問題は、本人に自覚が無いので、教師や保護者に、困り度を上手に伝えられないところです。一つ一つの問題に対処することはある程度可能ですが、根本に、「発達障害」が潜在しているとは気が付かれず、表面に出てきた問題の解決だけになってしまうことです。結果、原因は残ったままなので、似たような事の繰り返しが多くなってしまいます。
「発達障害」は、先天的なものなので、本人のわがままや、育て方の問題などとは違います。現在のところ、「障害」を根治させる方法も確立されていません。

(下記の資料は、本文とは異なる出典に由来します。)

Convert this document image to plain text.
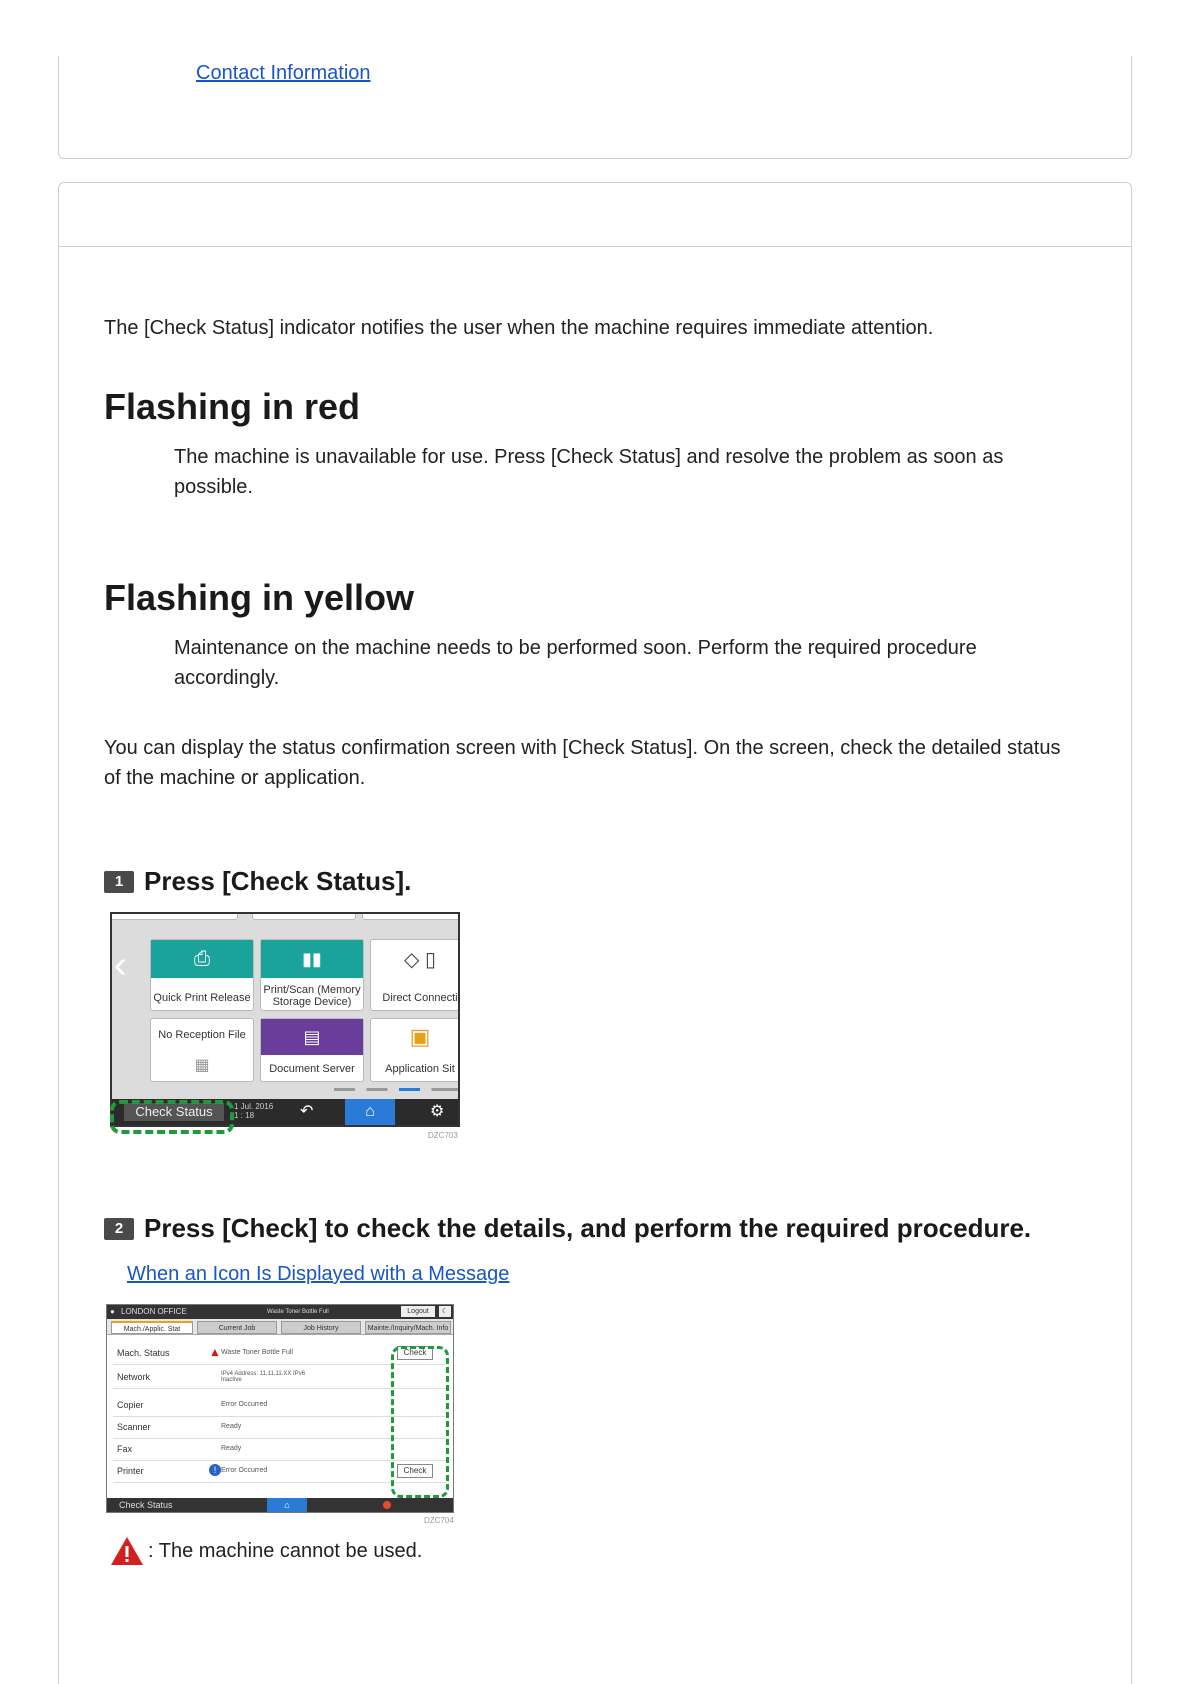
Contact Information
The [Check Status] indicator notifies the user when the machine requires immediate attention.
Flashing in red
The machine is unavailable for use. Press [Check Status] and resolve the problem as soon as possible.
Flashing in yellow
Maintenance on the machine needs to be performed soon. Perform the required procedure accordingly.
You can display the status confirmation screen with [Check Status]. On the screen, check the detailed status of the machine or application.
1 Press [Check Status].
‹	⎙
Quick Print Release
▮▮
Print/Scan (Memory Storage Device)
◇ ▯
Direct Connecti
No Reception File
▦
▤
Document Server
▣
Application Sit
Check Status	1 Jul. 2016
1 : 18	↶	⌂	⚙
DZC703
2 Press [Check] to check the details, and perform the required procedure.
When an Icon Is Displayed with a Message
● LONDON OFFICE	Waste Toner Bottle Full	Logout	☾
Mach./Applic. Stat	Current Job	Job History	Mainte./Inquiry/Mach. Info
Mach. Status	▲ Waste Toner Bottle Full	Check
Network	IPv4 Address: 11.11.11.XX IPv6 Inactive
Copier	Error Occurred
Scanner	Ready
Fax	Ready
Printer	! Error Occurred	Check
Check Status	⌂
DZC704
: The machine cannot be used.
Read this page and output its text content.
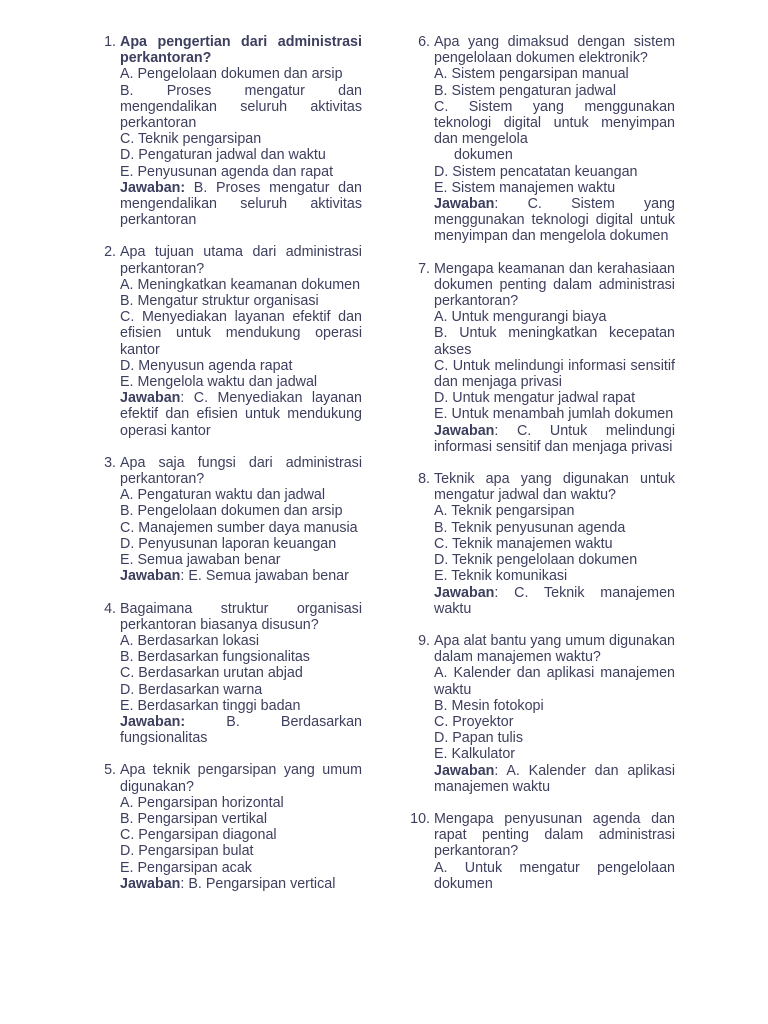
1. Apa pengertian dari administrasi perkantoran?
A. Pengelolaan dokumen dan arsip
B. Proses mengatur dan mengendalikan seluruh aktivitas perkantoran
C. Teknik pengarsipan
D. Pengaturan jadwal dan waktu
E. Penyusunan agenda dan rapat
Jawaban: B. Proses mengatur dan mengendalikan seluruh aktivitas perkantoran
2. Apa tujuan utama dari administrasi perkantoran?
A. Meningkatkan keamanan dokumen
B. Mengatur struktur organisasi
C. Menyediakan layanan efektif dan efisien untuk mendukung operasi kantor
D. Menyusun agenda rapat
E. Mengelola waktu dan jadwal
Jawaban: C. Menyediakan layanan efektif dan efisien untuk mendukung operasi kantor
3. Apa saja fungsi dari administrasi perkantoran?
A. Pengaturan waktu dan jadwal
B. Pengelolaan dokumen dan arsip
C. Manajemen sumber daya manusia
D. Penyusunan laporan keuangan
E. Semua jawaban benar
Jawaban: E. Semua jawaban benar
4. Bagaimana struktur organisasi perkantoran biasanya disusun?
A. Berdasarkan lokasi
B. Berdasarkan fungsionalitas
C. Berdasarkan urutan abjad
D. Berdasarkan warna
E. Berdasarkan tinggi badan
Jawaban: B. Berdasarkan fungsionalitas
5. Apa teknik pengarsipan yang umum digunakan?
A. Pengarsipan horizontal
B. Pengarsipan vertikal
C. Pengarsipan diagonal
D. Pengarsipan bulat
E. Pengarsipan acak
Jawaban: B. Pengarsipan vertical
6. Apa yang dimaksud dengan sistem pengelolaan dokumen elektronik?
A. Sistem pengarsipan manual
B. Sistem pengaturan jadwal
C. Sistem yang menggunakan teknologi digital untuk menyimpan dan mengelola
dokumen
D. Sistem pencatatan keuangan
E. Sistem manajemen waktu
Jawaban: C. Sistem yang menggunakan teknologi digital untuk menyimpan dan mengelola dokumen
7. Mengapa keamanan dan kerahasiaan dokumen penting dalam administrasi perkantoran?
A. Untuk mengurangi biaya
B. Untuk meningkatkan kecepatan akses
C. Untuk melindungi informasi sensitif dan menjaga privasi
D. Untuk mengatur jadwal rapat
E. Untuk menambah jumlah dokumen
Jawaban: C. Untuk melindungi informasi sensitif dan menjaga privasi
8. Teknik apa yang digunakan untuk mengatur jadwal dan waktu?
A. Teknik pengarsipan
B. Teknik penyusunan agenda
C. Teknik manajemen waktu
D. Teknik pengelolaan dokumen
E. Teknik komunikasi
Jawaban: C. Teknik manajemen waktu
9. Apa alat bantu yang umum digunakan dalam manajemen waktu?
A. Kalender dan aplikasi manajemen waktu
B. Mesin fotokopi
C. Proyektor
D. Papan tulis
E. Kalkulator
Jawaban: A. Kalender dan aplikasi manajemen waktu
10. Mengapa penyusunan agenda dan rapat penting dalam administrasi perkantoran?
A. Untuk mengatur pengelolaan dokumen
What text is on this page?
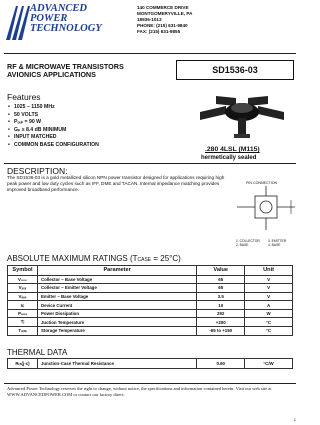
ADVANCED
POWER
TECHNOLOGY
140 COMMERCE DRIVE
MONTGOMERYVILLE, PA
18936-1013
PHONE: (215) 631-9840
FAX: (215) 631-9855
RF & MICROWAVE TRANSISTORS
AVIONICS APPLICATIONS	SD1536-03
Features
• 1025 – 1150 MHz
• 50 VOLTS
• Pₒᵤₜ = 90 W
• Gₚ ≥ 8.4 dB MINIMUM
• INPUT MATCHED
• COMMON BASE CONFIGURATION
.280 4LSL (M115)
hermetically sealed
DESCRIPTION:
The SD1536-03 is a gold metallized silicon NPN power transistor designed for applications requiring high peak power and low duty cycles such as IFF, DME and TACAN. Internal impedance matching provides improved broadband performance.
PIN CONNECTION
1. COLLECTOR
2. BASE
3. EMITTER
4. BASE
ABSOLUTE MAXIMUM RATINGS (TCASE = 25°C)
Symbol	Parameter	Value	Unit
V₀₀₀	Collector – Base Voltage	65	V
Vₓₓₓ	Collector – Emitter Voltage	65	V
Vₑₑₑ	Emitter – Base Voltage	3.5	V
Iᴄ	Device Current	10	A
P₉₉₉	Power Dissipation	292	W
Tⱼ	Juction Temperature	+200	°C
Tₛₜₘ	Storage Temperature	-65 to +150	°C
THERMAL DATA
Rₜₕ(j-c)	Junction-Case Thermal Resistance	0.60	°C/W
Advanced Power Technology reserves the right to change, without notice, the specifications and information contained herein. Visit our web site at WWW.ADVANCEDPOWER.COM or contact our factory direct.
1
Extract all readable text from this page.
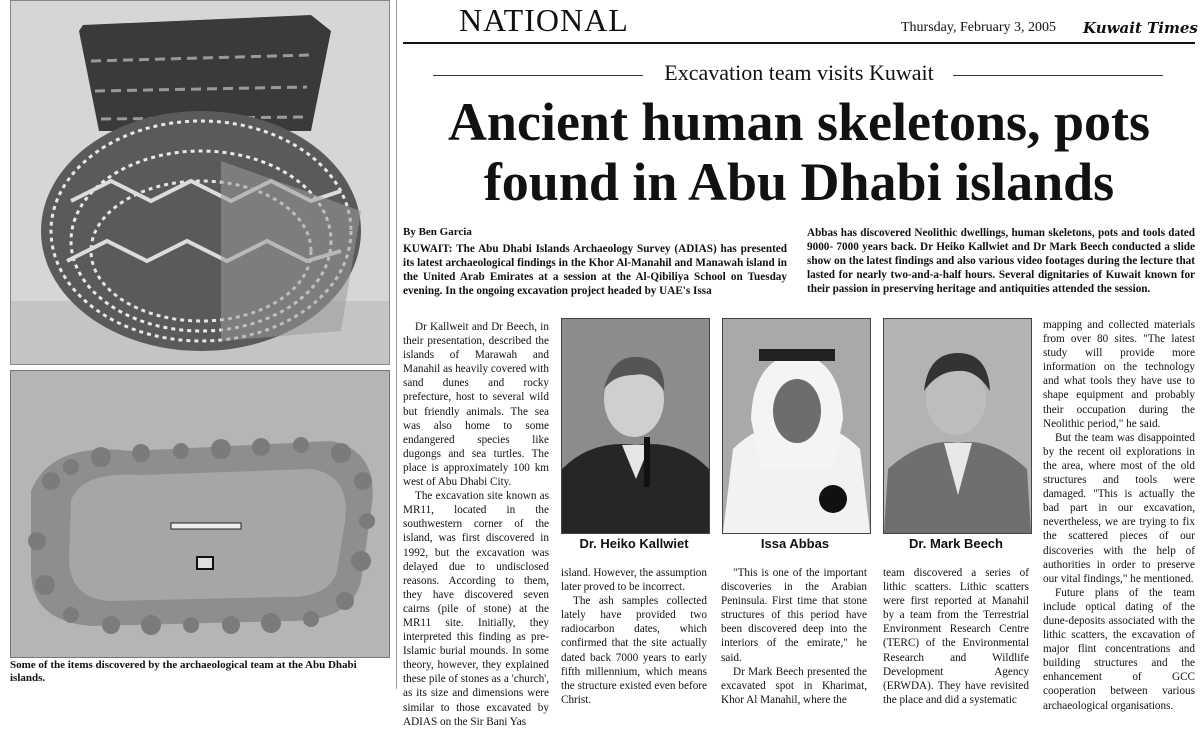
Some of the items discovered by the archaeological team at the Abu Dhabi islands.
NATIONAL	Thursday, February 3, 2005 Kuwait Times
Excavation team visits Kuwait
Ancient human skeletons, pots found in Abu Dhabi islands
By Ben Garcia
KUWAIT: The Abu Dhabi Islands Archaeology Survey (ADIAS) has presented its latest archaeological findings in the Khor Al-Manahil and Manawah island in the United Arab Emirates at a session at the Al-Qibiliya School on Tuesday evening. In the ongoing excavation project headed by UAE's Issa
Abbas has discovered Neolithic dwellings, human skeletons, pots and tools dated 9000- 7000 years back. Dr Heiko Kallwiet and Dr Mark Beech conducted a slide show on the latest findings and also various video footages during the lecture that lasted for nearly two-and-a-half hours. Several dignitaries of Kuwait known for their passion in preserving heritage and antiquities attended the session.

Dr Kallweit and Dr Beech, in their presentation, described the islands of Marawah and Manahil as heavily covered with sand dunes and rocky prefecture, host to several wild but friendly animals. The sea was also home to some endangered species like dugongs and sea turtles. The place is approximately 100 km west of Abu Dhabi City.

The excavation site known as MR11, located in the southwestern corner of the island, was first discovered in 1992, but the excavation was delayed due to undisclosed reasons. According to them, they have discovered seven cairns (pile of stone) at the MR11 site. Initially, they interpreted this finding as pre-Islamic burial mounds. In some theory, however, they explained these pile of stones as a 'church', as its size and dimensions were similar to those excavated by ADIAS on the Sir Bani Yas

Dr. Heiko Kallwiet	Issa Abbas	Dr. Mark Beech

island. However, the assumption later proved to be incorrect.

The ash samples collected lately have provided two radiocarbon dates, which confirmed that the site actually dated back 7000 years to early fifth millennium, which means the structure existed even before Christ.

"This is one of the important discoveries in the Arabian Peninsula. First time that stone structures of this period have been discovered deep into the interiors of the emirate," he said.

Dr Mark Beech presented the excavated spot in Kharimat, Khor Al Manahil, where the

team discovered a series of lithic scatters. Lithic scatters were first reported at Manahil by a team from the Terrestrial Environment Research Centre (TERC) of the Environmental Research and Wildlife Development Agency (ERWDA). They have revisited the place and did a systematic

mapping and collected materials from over 80 sites. "The latest study will provide more information on the technology and what tools they have use to shape equipment and probably their occupation during the Neolithic period," he said.

But the team was disappointed by the recent oil explorations in the area, where most of the old structures and tools were damaged. "This is actually the bad part in our excavation, nevertheless, we are trying to fix the scattered pieces of our discoveries with the help of authorities in order to preserve our vital findings," he mentioned.

Future plans of the team include optical dating of the dune-deposits associated with the lithic scatters, the excavation of major flint concentrations and building structures and the enhancement of GCC cooperation between various archaeological organisations.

しかし、本人にとっても、社会への適応がし易く、生き方が楽になったり、周囲の人達にとっても、対応の仕方がわかったりすることは充分に可能です。それは、専門家の診断を受け、アドバイスを伺い、必要に応じてカウンセリング・薬などを処方してもらうことです。現状では、専門家も少なく、そのような機会を得ることは時間と勇気が必要ですが、本人が、負の経験の積み重ねで自信を失ったり、将来、社会に適応できなくなったりする前に、少しでも早く、療育を決断して頂ければ、と切に願っています。